Inman

Mortgage broker in 2001 fraud scheme kept ties to lenders

A former southern California mortgage broker sentenced this week to prison for a mortgage fraud scheme that ended in 2001 continued to work in the mortgage lending business after his license was revoked, prosecutors said.

Kenneth C. Ketner, 58, was sentenced Monday to four years, 9 months in prison and ordered to repay $9.27 million his former company, Mortgage Capital Resource, fraudulently obtained from banks, the Orange County Register reported.

Mortgage Capital, which offered second mortgages for debt consolidation, had a $20 million line of credit from an Illinois bank, Household Commercial Finance, the Register reported. Ketner settled a 2001 civil suit by the bank for $5 million, and the California Department of Real Estate revoked Mortgage Capital Resource’s license in when it was refused access to the company’s account books, the Register said.

Prosecutors indicted Ketner in 2005 on 16 counts of fraud, alleging he had created a Ponzi scheme that netted more than $9 million which he used to buy investment property, cars and boats. Ketner pleaded guilty in August to two counts of mail and wire fraud, but prosecutors allege he runs two consulting firms that receive money from three mortgage lenders, the Register reported.

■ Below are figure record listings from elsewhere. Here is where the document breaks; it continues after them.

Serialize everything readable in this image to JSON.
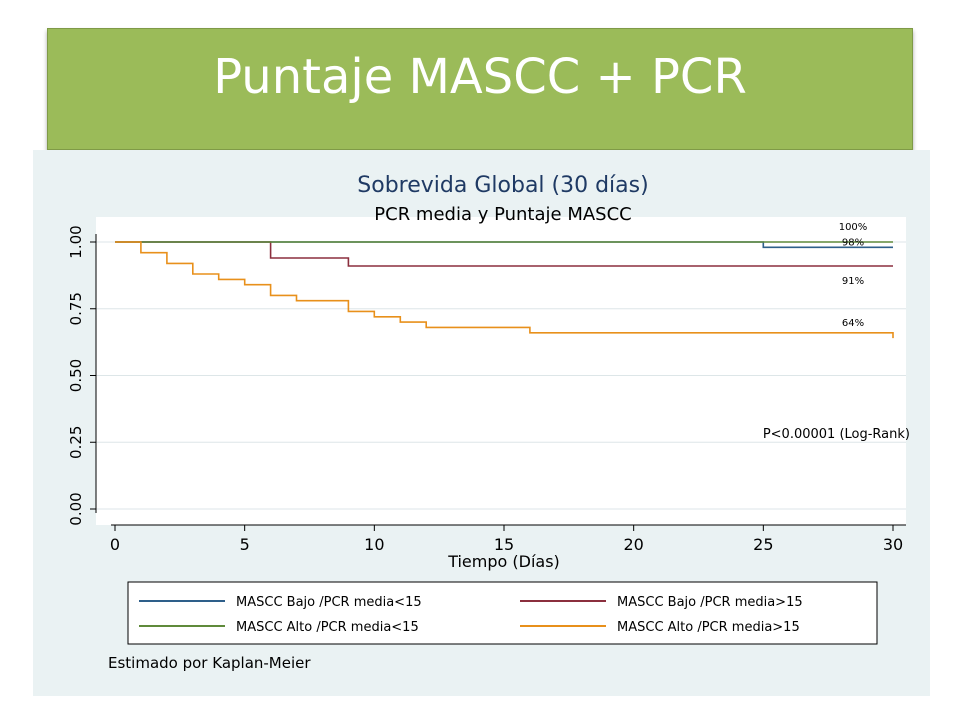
{
  "slide": {
    "title": "Puntaje MASCC + PCR"
  },
  "chart_data": {
    "type": "line",
    "step": true,
    "title": "Sobrevida Global (30 días)",
    "subtitle": "PCR media y Puntaje MASCC",
    "xlabel": "Tiempo (Días)",
    "ylabel": "",
    "xlim": [
      0,
      30
    ],
    "ylim": [
      0,
      1
    ],
    "xticks": [
      0,
      5,
      10,
      15,
      20,
      25,
      30
    ],
    "xtick_labels": [
      "0",
      "5",
      "10",
      "15",
      "20",
      "25",
      "30"
    ],
    "yticks": [
      0,
      0.25,
      0.5,
      0.75,
      1
    ],
    "ytick_labels": [
      "0.00",
      "0.25",
      "0.50",
      "0.75",
      "1.00"
    ],
    "grid": true,
    "legend_position": "bottom",
    "series": [
      {
        "name": "MASCC Bajo /PCR media<15",
        "color": "#2e5f8a",
        "points": [
          [
            0,
            1.0
          ],
          [
            25,
            1.0
          ],
          [
            25,
            0.98
          ],
          [
            30,
            0.98
          ]
        ],
        "end_label": "98%"
      },
      {
        "name": "MASCC Bajo /PCR media>15",
        "color": "#8b2f3e",
        "points": [
          [
            0,
            1.0
          ],
          [
            6,
            1.0
          ],
          [
            6,
            0.94
          ],
          [
            9,
            0.94
          ],
          [
            9,
            0.91
          ],
          [
            30,
            0.91
          ]
        ],
        "end_label": "91%"
      },
      {
        "name": "MASCC Alto /PCR media<15",
        "color": "#5f8a3a",
        "points": [
          [
            0,
            1.0
          ],
          [
            30,
            1.0
          ]
        ],
        "end_label": "100%"
      },
      {
        "name": "MASCC Alto /PCR media>15",
        "color": "#e8901b",
        "points": [
          [
            0,
            1.0
          ],
          [
            1,
            1.0
          ],
          [
            1,
            0.96
          ],
          [
            2,
            0.96
          ],
          [
            2,
            0.92
          ],
          [
            3,
            0.92
          ],
          [
            3,
            0.88
          ],
          [
            4,
            0.88
          ],
          [
            4,
            0.86
          ],
          [
            5,
            0.86
          ],
          [
            5,
            0.84
          ],
          [
            6,
            0.84
          ],
          [
            6,
            0.8
          ],
          [
            7,
            0.8
          ],
          [
            7,
            0.78
          ],
          [
            9,
            0.78
          ],
          [
            9,
            0.74
          ],
          [
            10,
            0.74
          ],
          [
            10,
            0.72
          ],
          [
            11,
            0.72
          ],
          [
            11,
            0.7
          ],
          [
            12,
            0.7
          ],
          [
            12,
            0.68
          ],
          [
            16,
            0.68
          ],
          [
            16,
            0.66
          ],
          [
            30,
            0.66
          ],
          [
            30,
            0.64
          ]
        ],
        "end_label": "64%"
      }
    ],
    "annotation": "P<0.00001 (Log-Rank)",
    "footnote": "Estimado por Kaplan-Meier"
  }
}
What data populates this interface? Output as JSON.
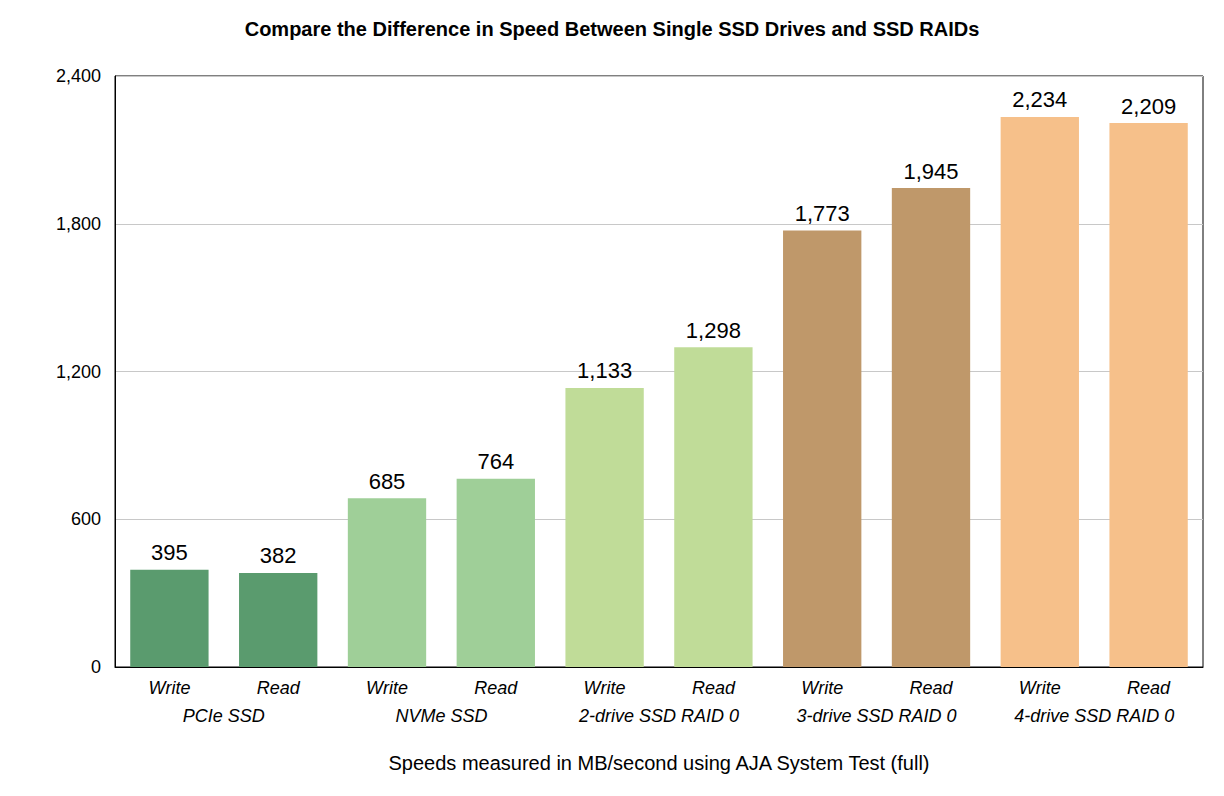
{
  "chart_data": {
    "type": "bar",
    "title": "Compare the Difference in Speed Between Single SSD Drives and SSD RAIDs",
    "x_label": "Speeds measured in MB/second using AJA System Test (full)",
    "categories": [
      "Write",
      "Read",
      "Write",
      "Read",
      "Write",
      "Read",
      "Write",
      "Read",
      "Write",
      "Read"
    ],
    "group_labels": [
      "PCIe SSD",
      "NVMe SSD",
      "2-drive SSD RAID 0",
      "3-drive SSD RAID 0",
      "4-drive SSD RAID 0"
    ],
    "values": [
      395,
      382,
      685,
      764,
      1133,
      1298,
      1773,
      1945,
      2234,
      2209
    ],
    "value_labels": [
      "395",
      "382",
      "685",
      "764",
      "1,133",
      "1,298",
      "1,773",
      "1,945",
      "2,234",
      "2,209"
    ],
    "colors": [
      "#5a9b6e",
      "#5a9b6e",
      "#9fcf98",
      "#9fcf98",
      "#c0dc98",
      "#c0dc98",
      "#bf986a",
      "#bf986a",
      "#f6c08a",
      "#f6c08a"
    ],
    "ylim": [
      0,
      2400
    ],
    "yticks": [
      0,
      600,
      {
        "value": 1200,
        "label": "1,200"
      },
      {
        "value": 1800,
        "label": "1,800"
      },
      {
        "value": 2400,
        "label": "2,400"
      }
    ],
    "grid": true,
    "data_labels": true
  }
}
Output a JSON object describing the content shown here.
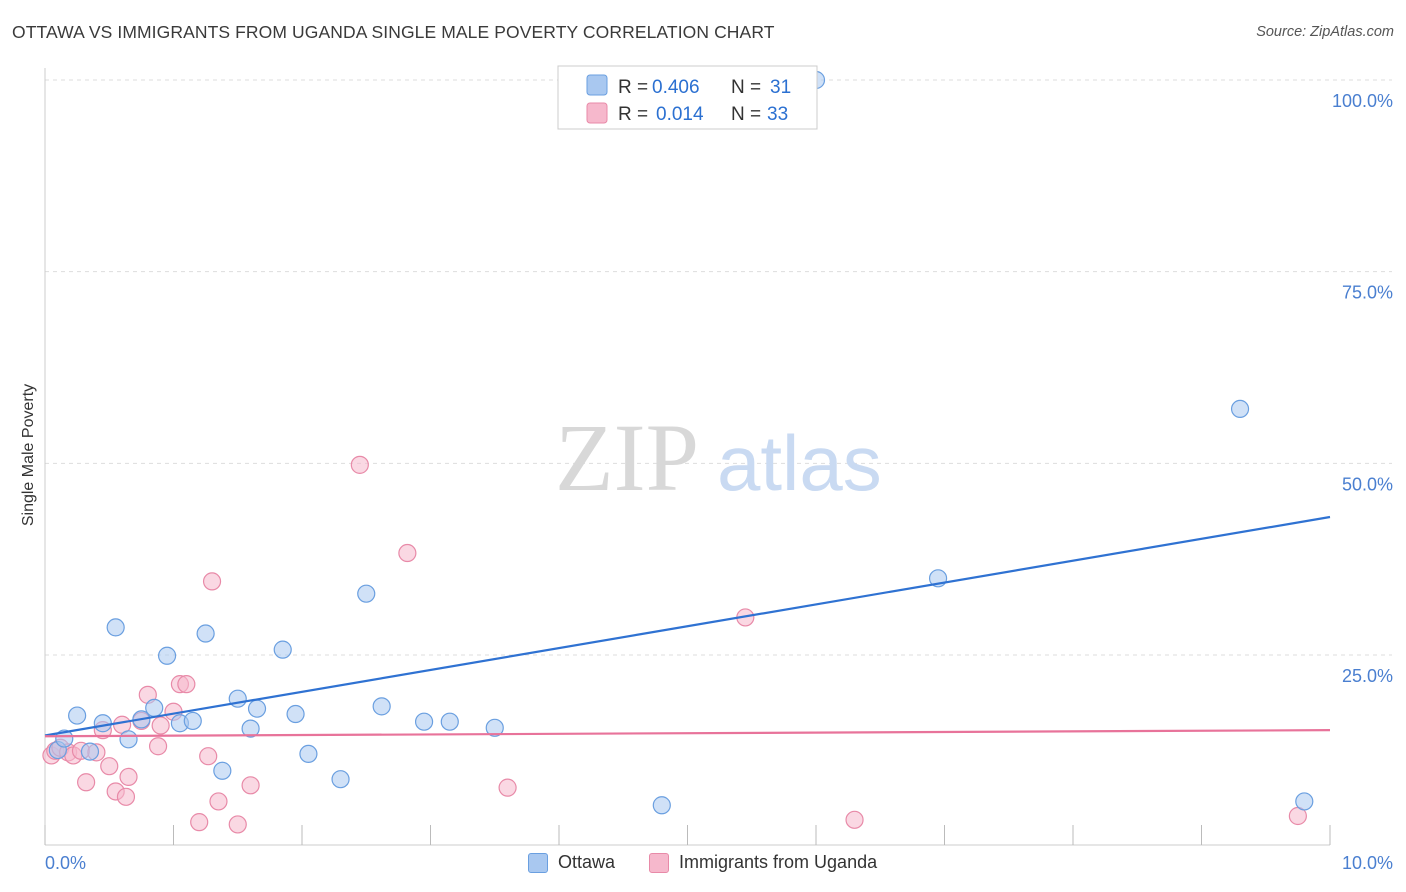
{
  "title": "OTTAWA VS IMMIGRANTS FROM UGANDA SINGLE MALE POVERTY CORRELATION CHART",
  "source": "Source: ZipAtlas.com",
  "watermark": {
    "zip": "ZIP",
    "atlas": "atlas"
  },
  "colors": {
    "ottawa_fill": "#a9c8f0",
    "ottawa_stroke": "#6a9fe0",
    "ottawa_line": "#2f72d2",
    "uganda_fill": "#f6b8cc",
    "uganda_stroke": "#e88aa8",
    "uganda_line": "#e8739a",
    "tick_label": "#4a7fd0",
    "grid": "#dddddd"
  },
  "legend": {
    "rows": [
      {
        "r_label": "R =",
        "r_value": "0.406",
        "n_label": "N =",
        "n_value": "31"
      },
      {
        "r_label": "R =",
        "r_value": "0.014",
        "n_label": "N =",
        "n_value": "33"
      }
    ]
  },
  "bottom_legend": [
    "Ottawa",
    "Immigrants from Uganda"
  ],
  "chart_data": {
    "type": "scatter",
    "title": "OTTAWA VS IMMIGRANTS FROM UGANDA SINGLE MALE POVERTY CORRELATION CHART",
    "xlabel": "",
    "ylabel": "Single Male Poverty",
    "xlim": [
      0,
      10
    ],
    "ylim": [
      0,
      105
    ],
    "x_tick_labels": [
      "0.0%",
      "10.0%"
    ],
    "y_ticks": [
      25,
      50,
      75,
      100
    ],
    "y_tick_labels": [
      "25.0%",
      "50.0%",
      "75.0%",
      "100.0%"
    ],
    "grid": true,
    "series": [
      {
        "name": "Ottawa",
        "r": 0.406,
        "n": 31,
        "trend": {
          "x": [
            0,
            10
          ],
          "y": [
            14.5,
            43.0
          ]
        },
        "points": [
          [
            0.1,
            12.6
          ],
          [
            0.15,
            14.1
          ],
          [
            0.25,
            17.1
          ],
          [
            0.35,
            12.4
          ],
          [
            0.45,
            16.1
          ],
          [
            0.55,
            28.6
          ],
          [
            0.65,
            14.0
          ],
          [
            0.75,
            16.6
          ],
          [
            0.85,
            18.1
          ],
          [
            0.95,
            24.9
          ],
          [
            1.05,
            16.1
          ],
          [
            1.15,
            16.4
          ],
          [
            1.25,
            27.8
          ],
          [
            1.38,
            9.9
          ],
          [
            1.5,
            19.3
          ],
          [
            1.6,
            15.4
          ],
          [
            1.65,
            18.0
          ],
          [
            1.85,
            25.7
          ],
          [
            1.95,
            17.3
          ],
          [
            2.05,
            12.1
          ],
          [
            2.3,
            8.8
          ],
          [
            2.5,
            33.0
          ],
          [
            2.62,
            18.3
          ],
          [
            2.95,
            16.3
          ],
          [
            3.15,
            16.3
          ],
          [
            3.5,
            15.5
          ],
          [
            4.8,
            5.4
          ],
          [
            6.0,
            100.0
          ],
          [
            6.95,
            35.0
          ],
          [
            9.3,
            57.1
          ],
          [
            9.8,
            5.9
          ]
        ]
      },
      {
        "name": "Immigrants from Uganda",
        "r": 0.014,
        "n": 33,
        "trend": {
          "x": [
            0,
            10
          ],
          "y": [
            14.4,
            15.2
          ]
        },
        "points": [
          [
            0.05,
            11.9
          ],
          [
            0.08,
            12.5
          ],
          [
            0.12,
            12.9
          ],
          [
            0.18,
            12.3
          ],
          [
            0.22,
            11.9
          ],
          [
            0.28,
            12.5
          ],
          [
            0.32,
            8.4
          ],
          [
            0.4,
            12.3
          ],
          [
            0.45,
            15.2
          ],
          [
            0.5,
            10.5
          ],
          [
            0.55,
            7.2
          ],
          [
            0.6,
            15.9
          ],
          [
            0.63,
            6.5
          ],
          [
            0.65,
            9.1
          ],
          [
            0.75,
            16.4
          ],
          [
            0.8,
            19.8
          ],
          [
            0.88,
            13.1
          ],
          [
            0.9,
            15.8
          ],
          [
            1.0,
            17.6
          ],
          [
            1.05,
            21.2
          ],
          [
            1.1,
            21.2
          ],
          [
            1.2,
            3.2
          ],
          [
            1.27,
            11.8
          ],
          [
            1.3,
            34.6
          ],
          [
            1.35,
            5.9
          ],
          [
            1.5,
            2.9
          ],
          [
            1.6,
            8.0
          ],
          [
            2.45,
            49.8
          ],
          [
            2.82,
            38.3
          ],
          [
            3.6,
            7.7
          ],
          [
            5.45,
            29.9
          ],
          [
            6.3,
            3.5
          ],
          [
            9.75,
            4.0
          ]
        ]
      }
    ]
  }
}
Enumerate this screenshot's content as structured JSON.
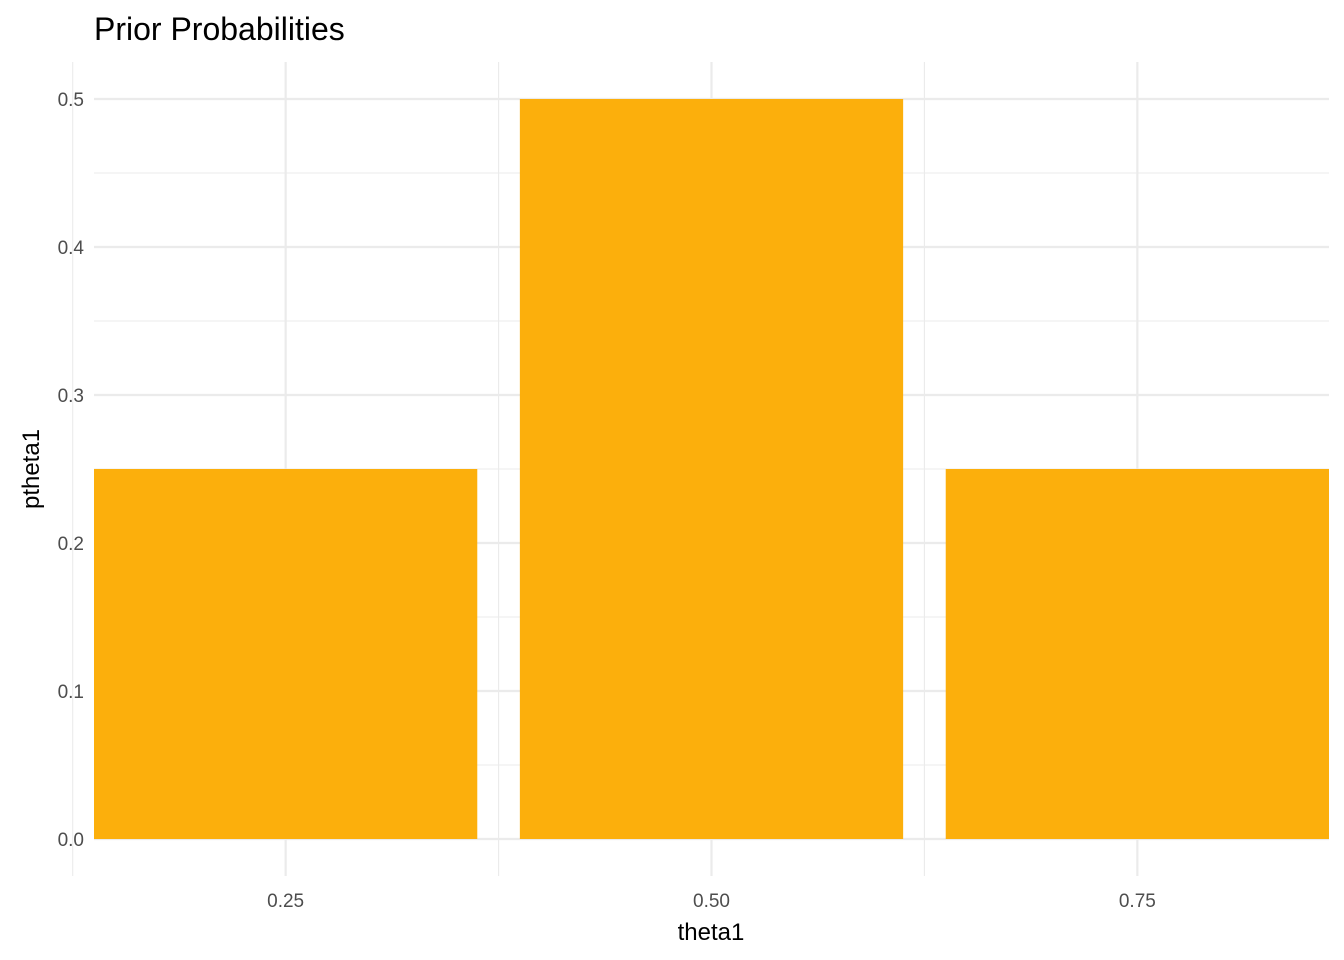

Prosecutors said the consulting firms, Danbury Consultants and NFC Consultants, received revenue from New American Financial in Newport Beach, Segway Financial in Irvine, and Key Mortgage Corp., doing business as KMC Corp.

Ketner has not been charged with or convicted of any additional crimes other than those he admitted to committing as the head of Mortgage Capital Resource.